Notes on Saskia Robinson‘s contribution to the WORKSITE blog.
- Saskia defines “work” as “a means to an end, and sense of duty and dedication to the task at hand”, adding that “for me specifically it’s literally adding pellet after pellet of clay and just keeping on going”. This to me suggests a repetitive, “manual” aspect of work which is perhaps in keeping with the conventions of the sculptural tradition Saskia engages in. Saskia’s “sense of duty” and “dedication” to the work also suggests a certain “work ethic” and the [perceived] moral character of artistic practice. Saskia also adds that they “feel a great sense of responsibility to be in service to the arts”. This again suggests the moral “rightness” or artistic work.
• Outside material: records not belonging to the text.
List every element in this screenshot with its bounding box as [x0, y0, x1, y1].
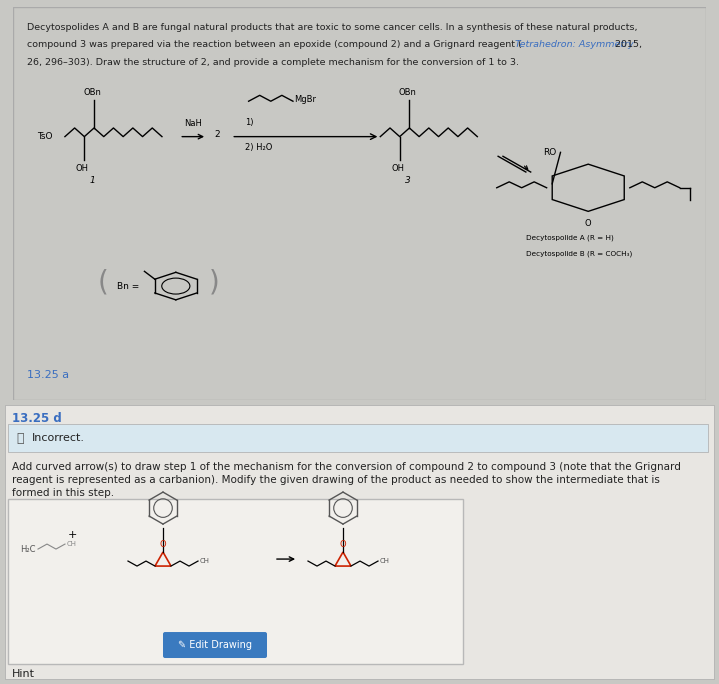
Text: TsO: TsO [37, 132, 52, 141]
FancyBboxPatch shape [8, 424, 708, 452]
Text: O: O [585, 219, 592, 228]
Text: 2015,: 2015, [613, 40, 643, 49]
Text: O: O [160, 540, 166, 549]
Text: 1): 1) [245, 118, 254, 127]
FancyBboxPatch shape [5, 405, 714, 679]
Text: OH: OH [75, 164, 88, 173]
Text: 26, 296–303). Draw the structure of 2, and provide a complete mechanism for the : 26, 296–303). Draw the structure of 2, a… [27, 58, 519, 67]
Text: Tetrahedron: Asymmetry: Tetrahedron: Asymmetry [516, 40, 634, 49]
Text: OH: OH [391, 164, 404, 173]
Text: H₂C: H₂C [20, 544, 35, 553]
Text: 13.25 d: 13.25 d [12, 412, 62, 425]
Text: OBn: OBn [398, 88, 416, 96]
Text: Hint: Hint [12, 669, 35, 679]
Text: 2: 2 [214, 130, 219, 139]
Text: reagent is represented as a carbanion). Modify the given drawing of the product : reagent is represented as a carbanion). … [12, 475, 660, 485]
Text: NaH: NaH [184, 119, 202, 128]
Text: O: O [339, 540, 347, 549]
Text: compound 3 was prepared via the reaction between an epoxide (compound 2) and a G: compound 3 was prepared via the reaction… [27, 40, 521, 49]
Text: CH: CH [67, 541, 77, 547]
Text: formed in this step.: formed in this step. [12, 488, 114, 498]
Text: 🖉: 🖉 [16, 432, 24, 445]
Text: Add curved arrow(s) to draw step 1 of the mechanism for the conversion of compou: Add curved arrow(s) to draw step 1 of th… [12, 462, 681, 472]
Text: Incorrect.: Incorrect. [32, 433, 85, 443]
Text: RO: RO [543, 148, 557, 157]
Text: 2) H₂O: 2) H₂O [245, 142, 273, 152]
Text: OBn: OBn [83, 88, 101, 96]
Text: CH: CH [200, 558, 210, 564]
Text: (: ( [98, 268, 109, 296]
Text: Bn =: Bn = [117, 282, 139, 291]
Text: 3: 3 [406, 176, 411, 185]
Text: Decytospolides A and B are fungal natural products that are toxic to some cancer: Decytospolides A and B are fungal natura… [27, 23, 637, 31]
Text: ✎ Edit Drawing: ✎ Edit Drawing [178, 640, 252, 650]
Text: Decytospolide B (R = COCH₃): Decytospolide B (R = COCH₃) [526, 251, 632, 257]
Text: CH: CH [380, 558, 390, 564]
Text: Decytospolide A (R = H): Decytospolide A (R = H) [526, 235, 613, 241]
FancyBboxPatch shape [8, 499, 463, 664]
Text: +: + [68, 530, 78, 540]
FancyBboxPatch shape [163, 632, 267, 658]
Text: MgBr: MgBr [293, 95, 316, 104]
Text: 13.25 a: 13.25 a [27, 371, 69, 380]
Text: 1: 1 [90, 176, 96, 185]
Text: ): ) [209, 268, 219, 296]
- Saskia works in a “studio/shed” that they built, and previously a “fold up desk” in their bedroom. They aspire to make work for the “gallery setting” as well as the “outdoor setting” such as in the case of a civic monument or private home / garden. This to me suggests an inclination toward – or aspiration to – a conventional application of site-specific art, which would be a direct and/or overt “collaboration” with the environment.
- The tools and resources Saskia requires are what one might expect for someone who makes figurative sculpture in clay – their list includes a variety of hand tools and materials, as well as the more unconventional addition of “my phone”. It is interesting to note the presence of the smartphone in this list, as it is the only item that is [seemingly] not directly related to the “making” of sculpture itself. Perhaps the phone here relates more to research, entertainment, distraction, or research – representing a link between the “traditional” and the “modern”?
- Saskia notes their interest in Hellenistic and Neoclassical sculpture, and “the art of the Italian and Northern Renaissance and the natural world”. They add that they live in the countryside, which means that they “go outside and see animals and plants every day”. This situating of the worksite within an environment that sustains or replenishes inspiration is analogous to the conventional idea of the artist in the studio, wherein the studio walls are used to display imagery and objects which inspire or otherwise feed into the artist’s practice.
- This idea of “situating” the worksite within an inspirational environment connects back to the idea of artistic practice as a “collaboration” between the artist and their environment. It would seem that it is of benefit to the artist to work within a site or situation which is either composed of or contains (overtly, or perhaps ambiently) stimuli (in the form of images, objects, conversation, experiences and so on) that can (or will unintentionally) be used as an element of or motivation for the artist’s work.